There are family history and / or personal, some strategies for individuals to evaluate a measure of HNPCC / Lynch syndrome cancer. Typically, the first step, the HNPCC / Lynch syndrome involving loss of protein expression of one or more and (the presence of a set of types changes repetitive DNA called microsatellites) Microsatellite instability genes associated with HNPCC / Lynch syndrome is to evaluate tumor characteristics common to people with.
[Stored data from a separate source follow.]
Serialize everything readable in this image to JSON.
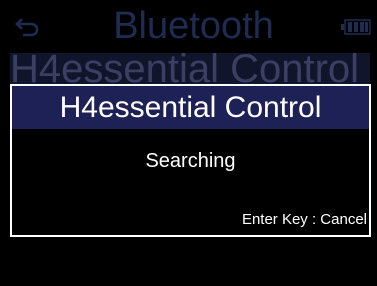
{
  "header": {
    "title": "Bluetooth",
    "back_icon": "back-arrow-icon",
    "battery_icon": "battery-icon"
  },
  "background_menu": {
    "selected_item": "H4essential Control"
  },
  "dialog": {
    "title": "H4essential Control",
    "message": "Searching",
    "hint": "Enter Key : Cancel"
  },
  "colors": {
    "background": "#000000",
    "dialog_title_bar": "#1e2156",
    "dimmed_text": "#1f2c52",
    "text": "#ffffff"
  }
}
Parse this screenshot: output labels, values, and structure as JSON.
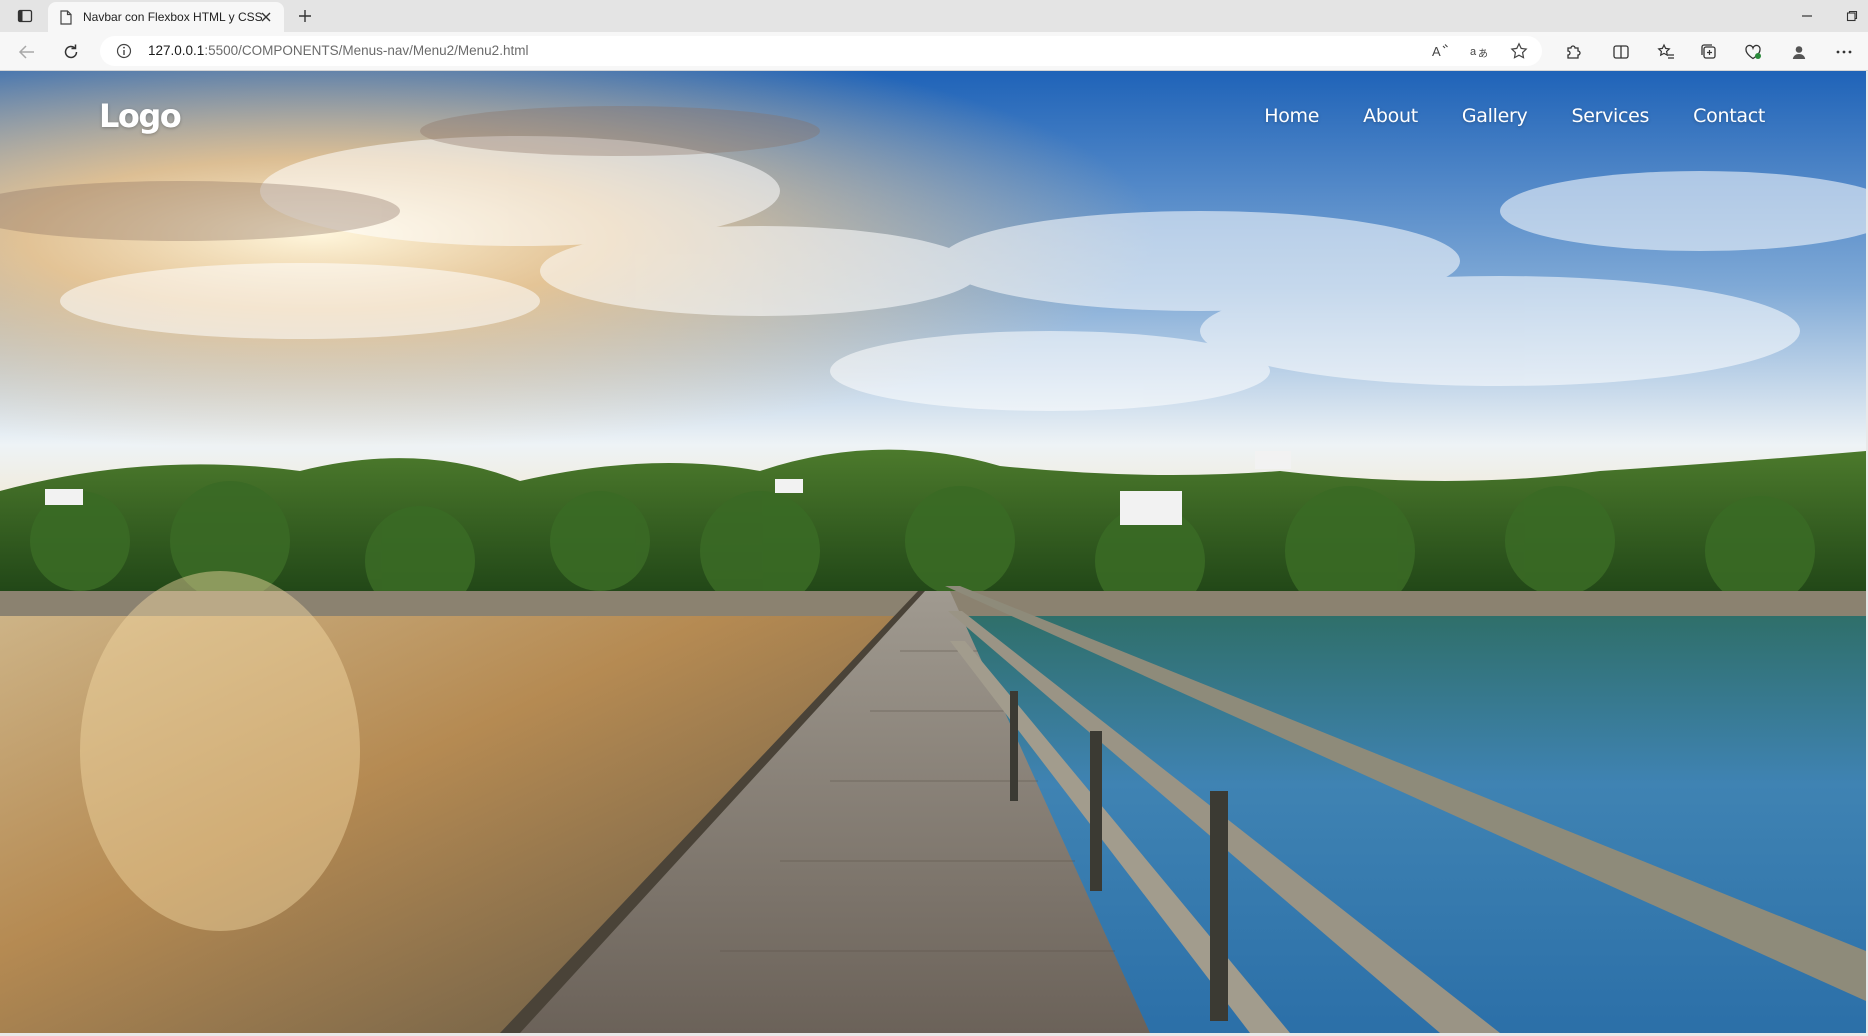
{
  "browser": {
    "tab": {
      "title": "Navbar con Flexbox HTML y CSS"
    },
    "address": {
      "host": "127.0.0.1",
      "path": ":5500/COMPONENTS/Menus-nav/Menu2/Menu2.html"
    }
  },
  "site": {
    "logo": "Logo",
    "nav": [
      {
        "label": "Home"
      },
      {
        "label": "About"
      },
      {
        "label": "Gallery"
      },
      {
        "label": "Services"
      },
      {
        "label": "Contact"
      }
    ]
  },
  "hero": {
    "sky_top": "#1f63b8",
    "sunset_glow": "#f6c98b",
    "foliage": "#2f5f22",
    "water_left": "#b58a52",
    "water_right": "#3f83b3",
    "boardwalk": "#8a8276"
  }
}
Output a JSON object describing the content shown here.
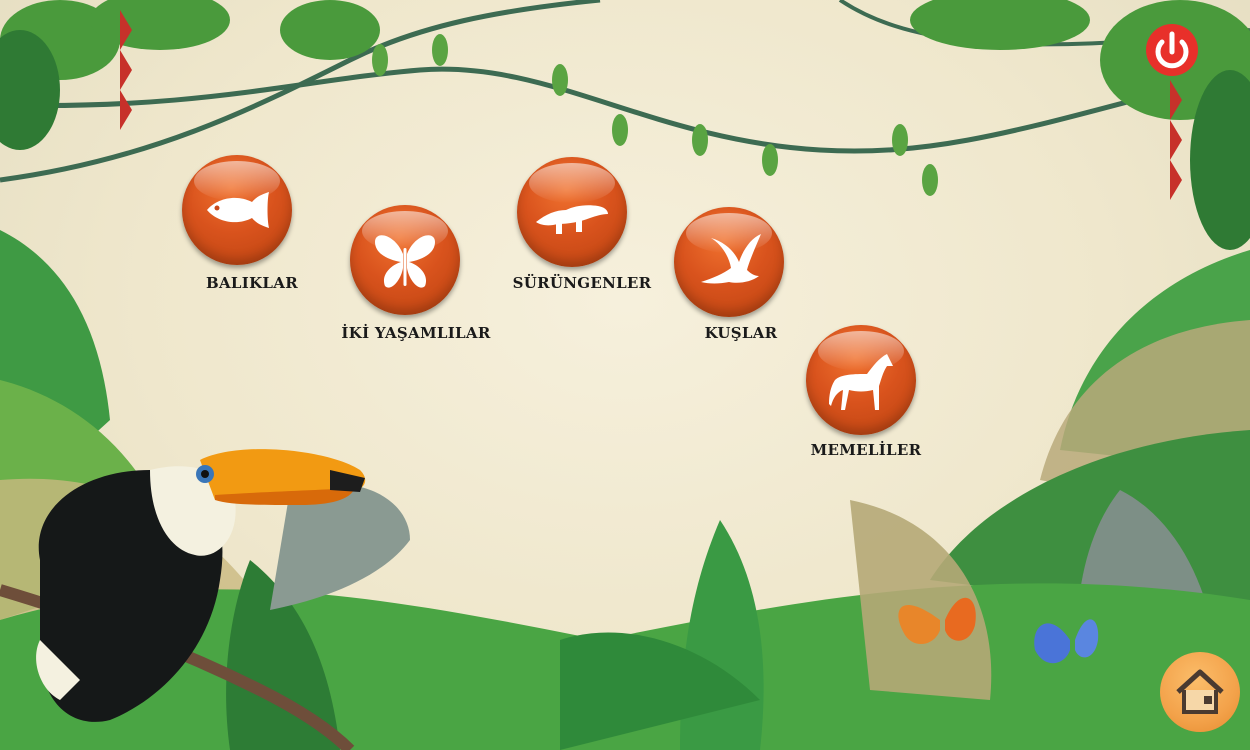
{
  "categories": [
    {
      "id": "fish",
      "label": "BALIKLAR",
      "icon": "fish-icon"
    },
    {
      "id": "amphibians",
      "label": "İKİ YAŞAMLILAR",
      "icon": "butterfly-icon"
    },
    {
      "id": "reptiles",
      "label": "SÜRÜNGENLER",
      "icon": "crocodile-icon"
    },
    {
      "id": "birds",
      "label": "KUŞLAR",
      "icon": "bird-icon"
    },
    {
      "id": "mammals",
      "label": "MEMELİLER",
      "icon": "horse-icon"
    }
  ],
  "controls": {
    "power_icon": "power-icon",
    "home_icon": "home-icon"
  },
  "colors": {
    "button_orange": "#d9531d",
    "power_red": "#e8302a",
    "home_orange": "#f3a24a",
    "background": "#f3ecd6",
    "leaf_green": "#2f8f3a"
  }
}
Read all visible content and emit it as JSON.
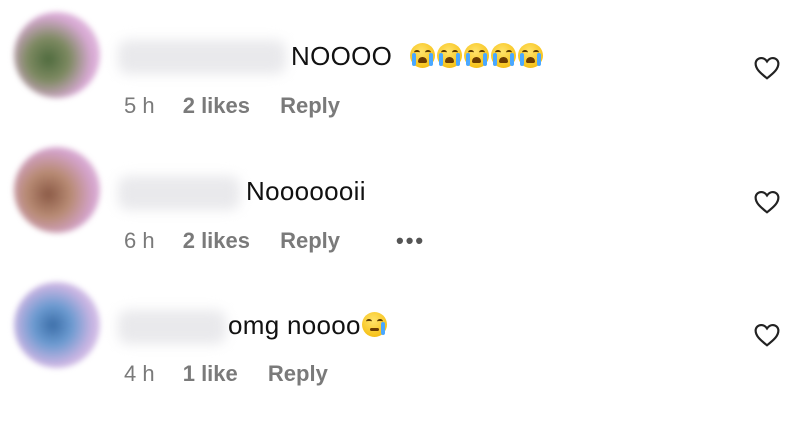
{
  "comments": [
    {
      "text": "NOOOO",
      "emojis": [
        "loudly-crying-face",
        "loudly-crying-face",
        "loudly-crying-face",
        "loudly-crying-face",
        "loudly-crying-face"
      ],
      "time": "5 h",
      "likes": "2 likes",
      "reply": "Reply",
      "more": ""
    },
    {
      "text": "Nooooooii",
      "emojis": [],
      "time": "6 h",
      "likes": "2 likes",
      "reply": "Reply",
      "more": "•••"
    },
    {
      "text": "omg noooo",
      "emojis": [
        "crying-face"
      ],
      "time": "4 h",
      "likes": "1 like",
      "reply": "Reply",
      "more": ""
    }
  ],
  "icons": {
    "like": "heart-outline-icon",
    "more": "more-options-icon"
  },
  "colors": {
    "text": "#111111",
    "meta": "#7a7a7a",
    "background": "#ffffff"
  }
}
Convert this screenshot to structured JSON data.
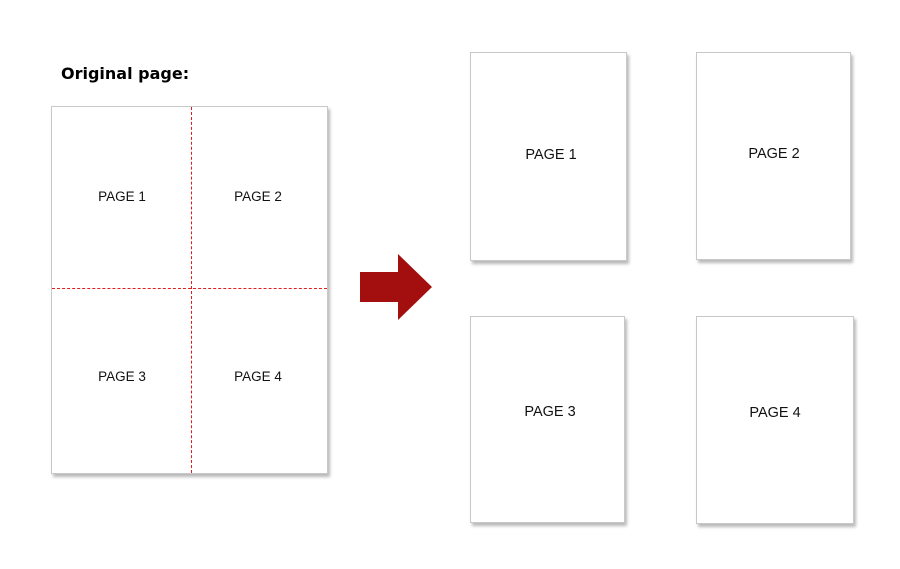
{
  "heading": "Original page:",
  "original_page": {
    "labels": [
      "PAGE 1",
      "PAGE 2",
      "PAGE 3",
      "PAGE 4"
    ]
  },
  "result_pages": [
    {
      "label": "PAGE 1"
    },
    {
      "label": "PAGE 2"
    },
    {
      "label": "PAGE 3"
    },
    {
      "label": "PAGE 4"
    }
  ],
  "colors": {
    "cut_line": "#e01e1e",
    "arrow": "#a30f0f"
  }
}
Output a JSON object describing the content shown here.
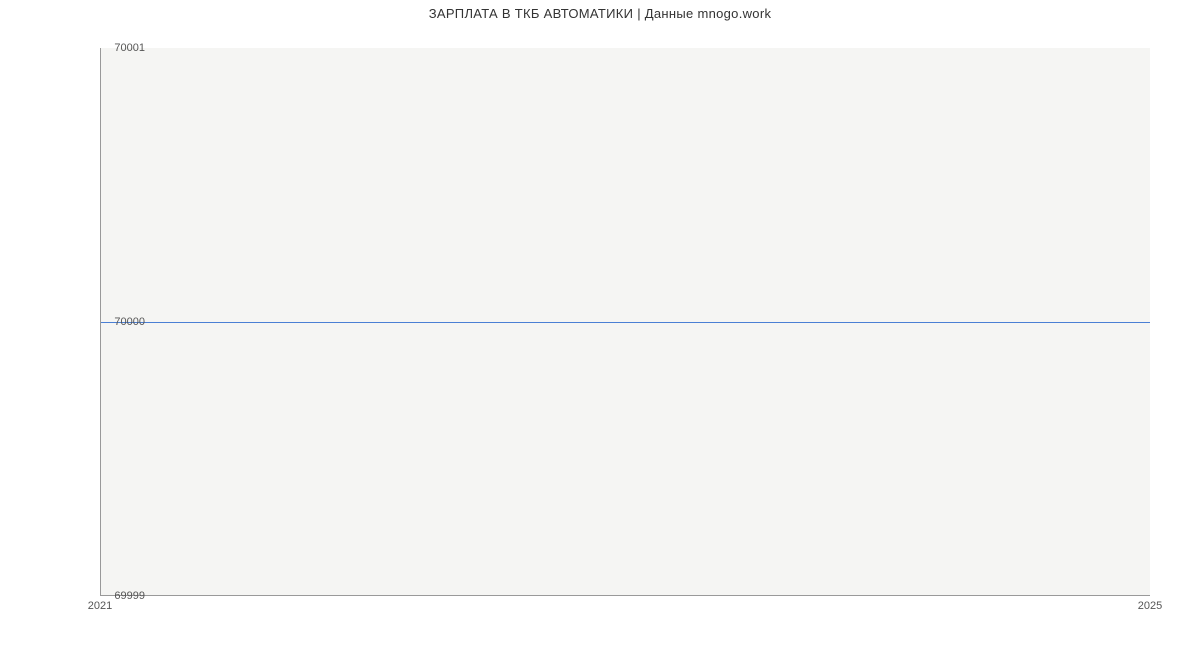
{
  "chart_data": {
    "type": "line",
    "title": "ЗАРПЛАТА В ТКБ АВТОМАТИКИ | Данные mnogo.work",
    "x": [
      2021,
      2025
    ],
    "values": [
      70000,
      70000
    ],
    "xlabel": "",
    "ylabel": "",
    "xlim": [
      2021,
      2025
    ],
    "ylim": [
      69999,
      70001
    ],
    "x_ticks": [
      {
        "label": "2021",
        "pos": 0
      },
      {
        "label": "2025",
        "pos": 1
      }
    ],
    "y_ticks": [
      {
        "label": "69999",
        "pos": 0
      },
      {
        "label": "70000",
        "pos": 0.5
      },
      {
        "label": "70001",
        "pos": 1
      }
    ],
    "line_color": "#4a7fd4"
  }
}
Immunohistochemistry microsatellite instability and (MSI) (IHC), is interpreted together in order to assess the risk of HNPCC / Lynch syndrome generally. This suggests a defect DNA mismatch repair high level of MSI in the tumor, but this knowledge does not provide a gene information involved. Used to evaluate the protein PMS2 in HNPCC / Lynch expression of MLH1, and MSH2, MSH6,, test strategy, IHC is a cancer-related syndrome further. Loss of expression of one or more of these proteins in tumors, it will be useful to identify that it should be analyzed genes associated with mutations of interest (s). IHC and MSI are read together, but they also, separately in order to respond to the clinical situation in which barriers to be run these tests at the same time (for example, financial problems, requirements of the sample) and is present are available.
You can determine the loss or retention of PMS2 protein expression and MLH1, MSH2, MSH6 in IHC alone. When the protein all four are present as approximately 5% of the tumors that display MSI with normal expression of the four proteins these genes, potential HNPCC / Lynch syndrome is reduced but not eliminated. Loss of protein in one or more of IHC shows the probability of HNPCC / Lynch syndrome is increased and DNA mismatch repair of incomplete tumor. Germ cell test Each gene (s) (i.e., mutation analysis) it is possible for to identify germline mutations cause, is performed in order to enable testing of individuals predicted risk.